There might be a cultural dimension but a big part of it is that slowing to a stop and restarting is actually a significant inconvenience to a biker in a way that it's not to a driver since it requires a large expenditure of your personal physical energy.
That sounds like a convincing argument against allowing bikes as vehicles on city streets.
Rather, city streets shouldn't be built for cars. There is no real reason why people should be drivng in cities except for delivery vehicles and workers transporting tools. Streets should be built in a way that is adjusted to people and how people use the streets, not cars.
I think this line of argument gets into the issue that a lot of people driving cars in cities (probably the vast majority) do so because they are employed in the city yet live in the suburbs dozens of miles away. Which is kind of an intractable problem unless capping the density of commercial real estate (or ratio of commercial to residential) is on the table.
That's what park and rides are for. Everyone parks at the outside of an urban core. Then walk, commute, bike into the urban core.
Which is nice until your car is stolen.
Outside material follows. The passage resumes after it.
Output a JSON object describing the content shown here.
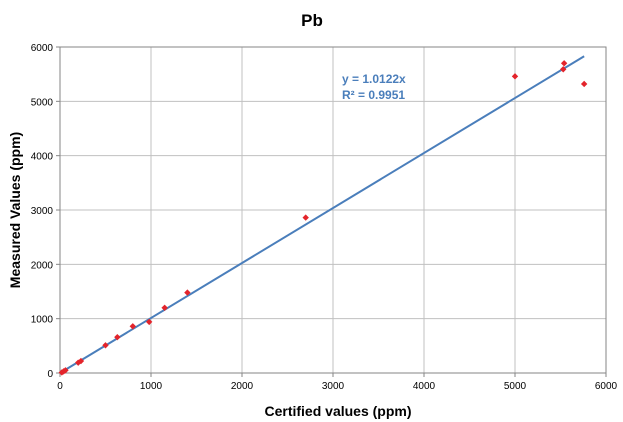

There’s a nice little train to a neighboring city I want to take my kids on, but theft at the parking lot for it is too high, so we drive an hour instead.
If we're fantasizing about remaking the fabric of urban America we can fantasize about effective law enforcement.
I guess?
My main experience of an American city with respectable public transport is Chicago. On the one hand, I took the metra and L a lot, and mostly liked them. On the other hand, locals had very strong opinions and advice about where it was and wasn't safe to bike/walk/park/stop at stop signs, which effects functionality a fair bit. I ended up parking at a relative's private apartment garage because he wasn't using it, but it was kind of a fluke that was was an option.